Una Porsche 911S del 1977 pesantemente modificata per le corse ha già raggiunto un'offerta di 128.500 dollari su Bring a Trailer. Non si tratta di una classica vettura d'epoca, ma di una macchina radicalmente trasformata per la pista.
Originariamente, la 911S di quell'epoca era un modello G-series a carrozzeria stretta, spinto da un motore 2.7 litri e concepito principalmente come sportiva stradale. In questo caso, ben poco di quel carattere originale è rimasto. L'auto monta ora un boxer sei cilindri da 3.8 litri derivato dalla generazione 964, realizzato con pistoni e cilindri Mahle, corpi farfallati individuali TWM e gestito da una centralina MoTeC M600. Tra gli altri componenti figurano alberi a camme Elgin su misura e un impianto di lubrificazione orientato alle competizioni.

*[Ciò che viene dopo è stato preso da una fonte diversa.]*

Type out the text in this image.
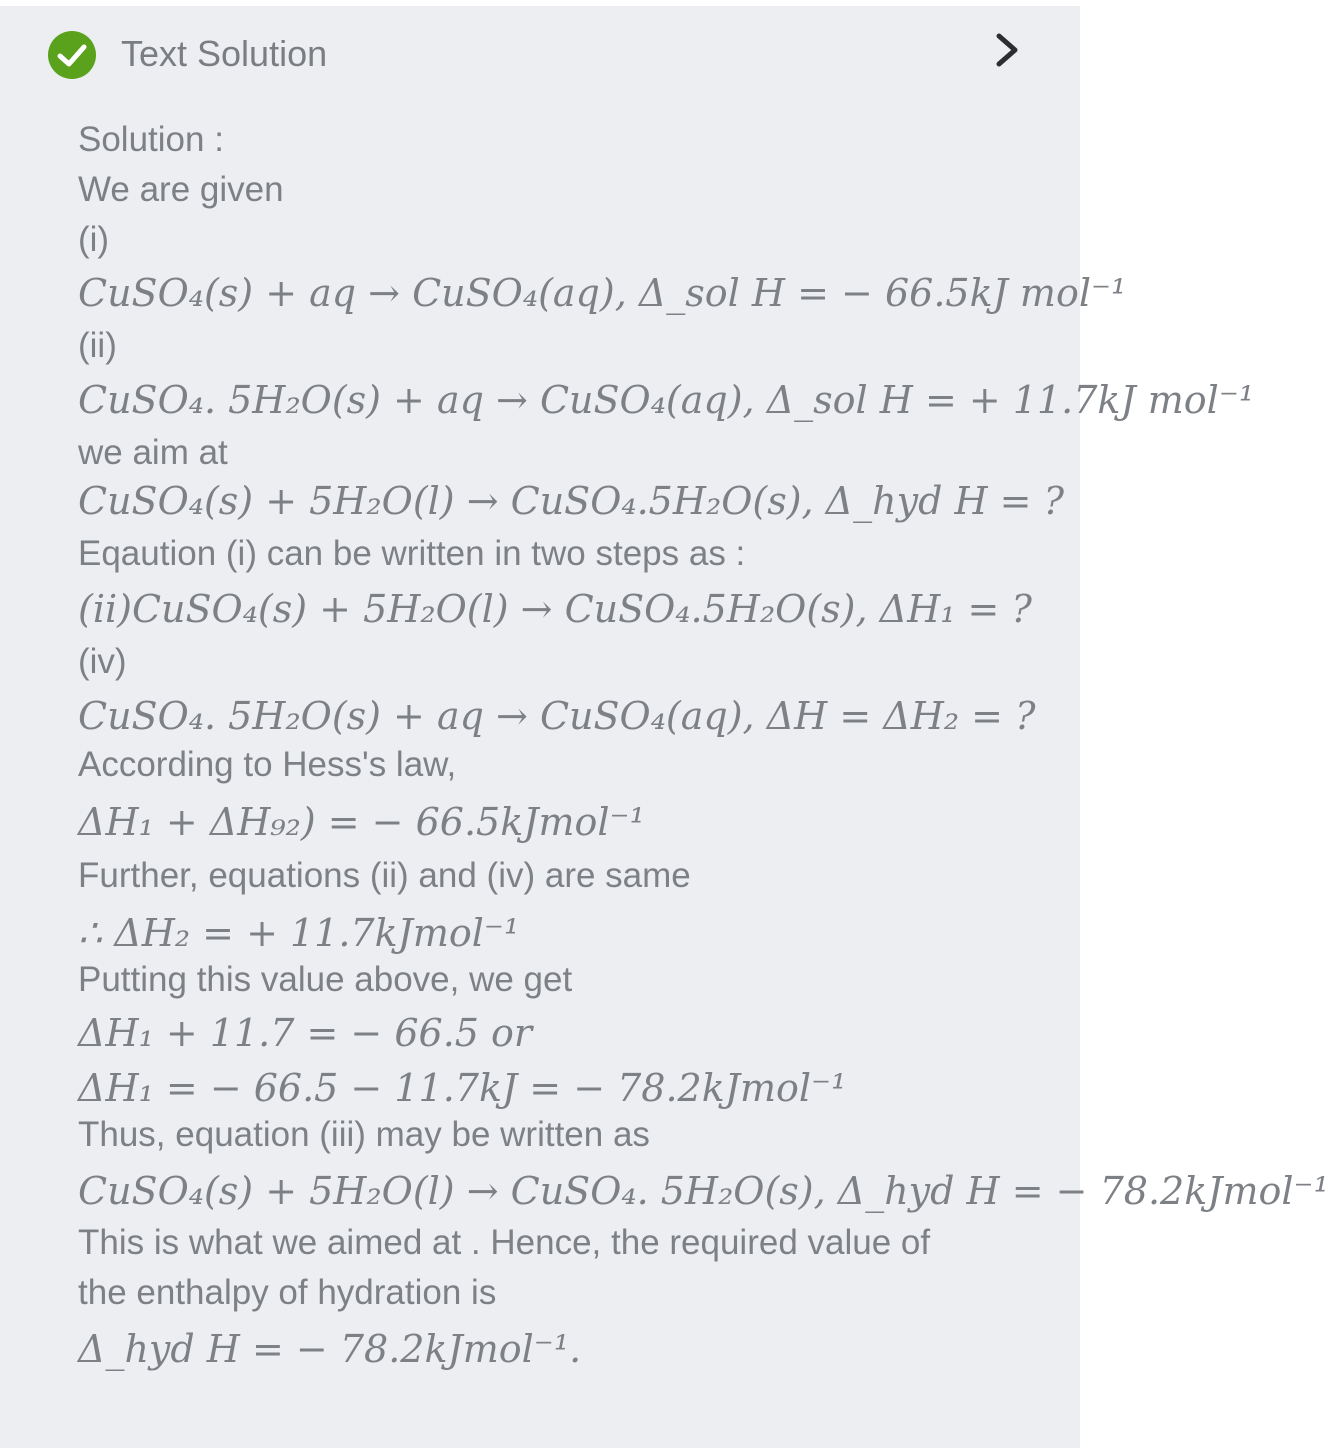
Text Solution
Solution :
We are given
(i)
CuSO₄(s) + aq → CuSO₄(aq), Δ_sol H = − 66.5kJ mol⁻¹
(ii)
CuSO₄. 5H₂O(s) + aq → CuSO₄(aq), Δ_sol H = + 11.7kJ mol⁻¹
we aim at
CuSO₄(s) + 5H₂O(l) → CuSO₄.5H₂O(s), Δ_hyd H = ?
Eqaution (i) can be written in two steps as :
(ii)CuSO₄(s) + 5H₂O(l) → CuSO₄.5H₂O(s), ΔH₁ = ?
(iv)
CuSO₄. 5H₂O(s) + aq → CuSO₄(aq), ΔH = ΔH₂ = ?
According to Hess's law,
ΔH₁ + ΔH₉₂) = − 66.5kJmol⁻¹
Further, equations (ii) and (iv) are same
∴ ΔH₂ = + 11.7kJmol⁻¹
Putting this value above, we get
ΔH₁ + 11.7 = − 66.5 or
ΔH₁ = − 66.5 − 11.7kJ = − 78.2kJmol⁻¹
Thus, equation (iii) may be written as
CuSO₄(s) + 5H₂O(l) → CuSO₄. 5H₂O(s), Δ_hyd H = − 78.2kJmol⁻¹
This is what we aimed at . Hence, the required value of
the enthalpy of hydration is
Δ_hyd H = − 78.2kJmol⁻¹.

Questa configurazione sposta decisamente l'auto nel territorio della pista. Il telaio incorpora un sistema di sospensione anteriore in stile ERP 935 insieme ad ammortizzatori Fox Racing con serbatoi remoti. I freni Brembo sono abbinati a condotti di raffreddamento e a un regolatore di ripartizione, mentre gli pneumatici da competizione Hoosier di grande sezione sottolineano la sua vocazione all'aderenza e alle prestazioni. All'interno, l'abitacolo spoglio comprende un roll-bar, un sedile da corsa Sparco, cinture di sicurezza Schroth, un impianto antincendio e un cruscotto in fibra di carbonio incentrato su un contagiri, una disposizione che richiama da vicino l'eredità sportiva della Porsche.

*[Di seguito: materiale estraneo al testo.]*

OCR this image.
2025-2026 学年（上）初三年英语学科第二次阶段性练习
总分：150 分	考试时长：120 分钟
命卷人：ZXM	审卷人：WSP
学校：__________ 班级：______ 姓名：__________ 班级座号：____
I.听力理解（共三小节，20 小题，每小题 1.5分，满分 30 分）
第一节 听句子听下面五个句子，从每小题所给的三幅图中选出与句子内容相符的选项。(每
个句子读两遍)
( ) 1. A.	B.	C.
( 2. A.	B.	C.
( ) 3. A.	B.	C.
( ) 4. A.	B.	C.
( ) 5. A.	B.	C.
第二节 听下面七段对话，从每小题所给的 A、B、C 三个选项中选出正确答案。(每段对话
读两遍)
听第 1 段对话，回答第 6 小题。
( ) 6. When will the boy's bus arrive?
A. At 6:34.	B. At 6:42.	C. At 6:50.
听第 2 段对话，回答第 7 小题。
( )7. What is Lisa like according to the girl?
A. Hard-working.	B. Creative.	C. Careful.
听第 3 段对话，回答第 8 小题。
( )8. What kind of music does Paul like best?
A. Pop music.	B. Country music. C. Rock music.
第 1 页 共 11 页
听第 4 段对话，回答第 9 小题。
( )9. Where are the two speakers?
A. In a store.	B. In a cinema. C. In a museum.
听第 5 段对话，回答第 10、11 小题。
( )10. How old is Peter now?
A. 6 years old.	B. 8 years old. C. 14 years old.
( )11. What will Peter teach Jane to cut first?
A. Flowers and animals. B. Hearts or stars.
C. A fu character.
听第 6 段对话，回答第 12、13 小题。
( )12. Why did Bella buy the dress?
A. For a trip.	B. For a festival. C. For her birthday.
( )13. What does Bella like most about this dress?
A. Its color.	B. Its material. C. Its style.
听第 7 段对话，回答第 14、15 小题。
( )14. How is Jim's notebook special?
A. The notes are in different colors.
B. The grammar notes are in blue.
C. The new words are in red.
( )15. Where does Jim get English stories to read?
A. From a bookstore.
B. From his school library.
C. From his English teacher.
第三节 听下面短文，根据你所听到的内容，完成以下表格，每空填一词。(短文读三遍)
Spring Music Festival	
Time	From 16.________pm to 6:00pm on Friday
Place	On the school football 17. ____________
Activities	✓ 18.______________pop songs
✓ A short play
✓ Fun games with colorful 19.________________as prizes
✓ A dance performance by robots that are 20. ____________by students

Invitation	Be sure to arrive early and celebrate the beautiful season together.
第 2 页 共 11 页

Ciò che rende quest'auto particolarmente distintiva è la sua mancata appartenenza a una specifica classe di gara. Il progetto è stato realizzato senza vincoli regolamentari, combinando elementi di diverse epoche: un telaio del 1977, un motore di derivazione 964 e influenze delle sospensioni dalla 935. Di conseguenza, si colloca al di fuori delle tradizionali categorie delle auto da corsa di serie o dei tipici restomod.
Questa posizione si riflette sul mercato. I modelli standard di 911S della fine degli anni '70 sono generalmente valutati come classici accessibili, mentre realizzazioni come questa occupano una nicchia separata, dove il valore dipende dalla profondità ingegneristica e dalla qualità dei componenti. L'offerta attuale la colloca verso l'estremità superiore del mercato delle 911 modificate.

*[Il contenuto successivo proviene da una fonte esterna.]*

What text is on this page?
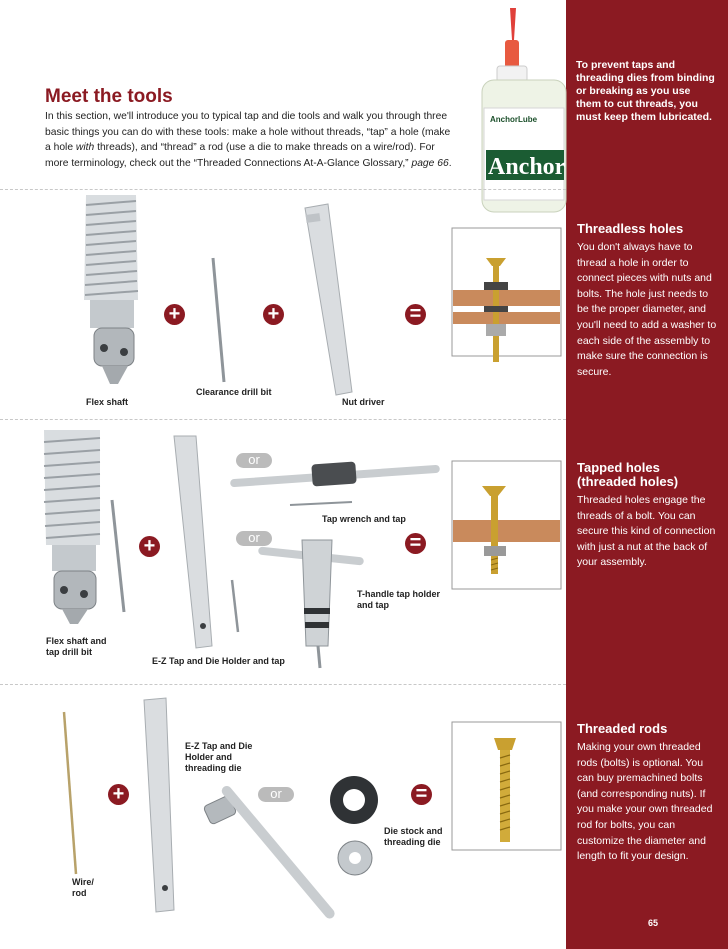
AnchorLube
Anchor
Meet the tools
In this section, we'll introduce you to typical tap and die tools and walk you through three basic things you can do with these tools: make a hole without threads, “tap” a hole (make a hole with threads), and “thread” a rod (use a die to make threads on a wire/rod). For more terminology, check out the “Threaded Connections At-A-Glance Glossary,” page 66.
To prevent taps and threading dies from binding or breaking as you use them to cut threads, you must keep them lubricated.
Threadless holes
You don't always have to thread a hole in order to connect pieces with nuts and bolts. The hole just needs to be the proper diameter, and you'll need to add a washer to each side of the assembly to make sure the connection is secure.
Tapped holes (threaded holes)
Threaded holes engage the threads of a bolt. You can secure this kind of connection with just a nut at the back of your assembly.
Threaded rods
Making your own threaded rods (bolts) is optional. You can buy premachined bolts (and corresponding nuts). If you make your own threaded rod for bolts, you can customize the diameter and length to fit your design.
65
+	+	=
Flex shaft
Clearance drill bit
Nut driver
or
or
+	=
Tap wrench and tap
T-handle tap holder
and tap
Flex shaft and
tap drill bit
E-Z Tap and Die Holder and tap
+	or	=
E-Z Tap and Die
Holder and
threading die
Die stock and
threading die
Wire/
rod
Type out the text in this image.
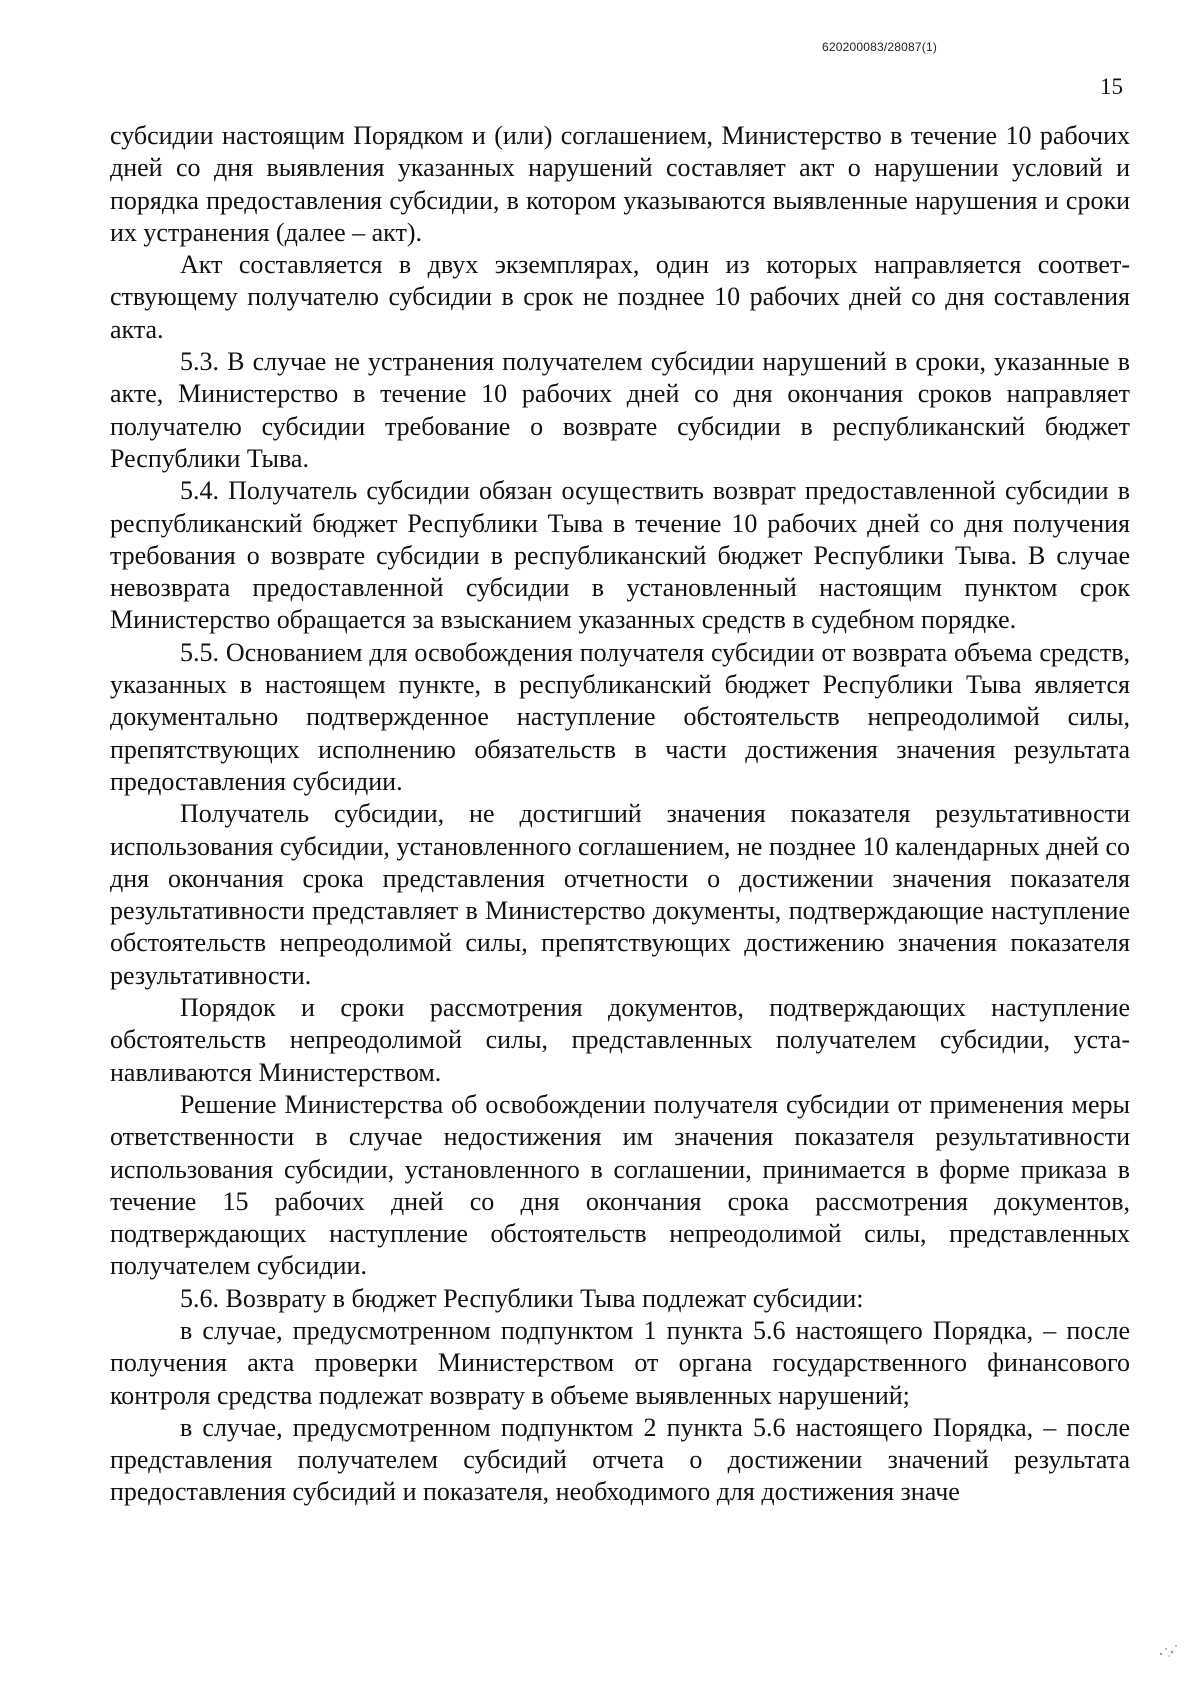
620200083/28087(1)
15

субсидии настоящим Порядком и (или) соглашением, Министерство в течение 10 рабочих дней со дня выявления указанных нарушений составляет акт о нарушении условий и порядка предоставления субсидии, в котором указываются выявленные нарушения и сроки их устранения (далее – акт).

Акт составляется в двух экземплярах, один из которых направляется соответствующему получателю субсидии в срок не позднее 10 рабочих дней со дня составления акта.

5.3. В случае не устранения получателем субсидии нарушений в сроки, указанные в акте, Министерство в течение 10 рабочих дней со дня окончания сроков направляет получателю субсидии требование о возврате субсидии в республиканский бюджет Республики Тыва.

5.4. Получатель субсидии обязан осуществить возврат предоставленной субсидии в республиканский бюджет Республики Тыва в течение 10 рабочих дней со дня получения требования о возврате субсидии в республиканский бюджет Республики Тыва. В случае невозврата предоставленной субсидии в установленный настоящим пунктом срок Министерство обращается за взысканием указанных средств в судебном порядке.

5.5. Основанием для освобождения получателя субсидии от возврата объема средств, указанных в настоящем пункте, в республиканский бюджет Республики Тыва является документально подтвержденное наступление обстоятельств непреодолимой силы, препятствующих исполнению обязательств в части достижения значения результата предоставления субсидии.

Получатель субсидии, не достигший значения показателя результативности использования субсидии, установленного соглашением, не позднее 10 календарных дней со дня окончания срока представления отчетности о достижении значения показателя результативности представляет в Министерство документы, подтверждающие наступление обстоятельств непреодолимой силы, препятствующих достижению значения показателя результативности.

Порядок и сроки рассмотрения документов, подтверждающих наступление обстоятельств непреодолимой силы, представленных получателем субсидии, устанавливаются Министерством.

Решение Министерства об освобождении получателя субсидии от применения меры ответственности в случае недостижения им значения показателя результативности использования субсидии, установленного в соглашении, принимается в форме приказа в течение 15 рабочих дней со дня окончания срока рассмотрения документов, подтверждающих наступление обстоятельств непреодолимой силы, представленных получателем субсидии.

5.6. Возврату в бюджет Республики Тыва подлежат субсидии:

в случае, предусмотренном подпунктом 1 пункта 5.6 настоящего Порядка, – после получения акта проверки Министерством от органа государственного финансового контроля средства подлежат возврату в объеме выявленных нарушений;

в случае, предусмотренном подпунктом 2 пункта 5.6 настоящего Порядка, – после представления получателем субсидий отчета о достижении значений результата предоставления субсидий и показателя, необходимого для достижения значе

Al tempo stesso, l'auto rimane altamente specializzata. Non è omologata per la strada e include caratteristiche come una cella di carburante da competizione Fuel Safe e un cambio Type 915 modificato, elementi che rafforzano la sua identità di macchina dedicata alla pista piuttosto che di classica a doppio uso.
Le sue ripetute apparizioni su diverse piattaforme d'asta, con specifiche costanti e modifiche documentate, la distinguono ulteriormente. Non si tratta di una creazione unica, ma di un progetto riconosciuto all'interno del più ampio panorama delle Porsche personalizzate.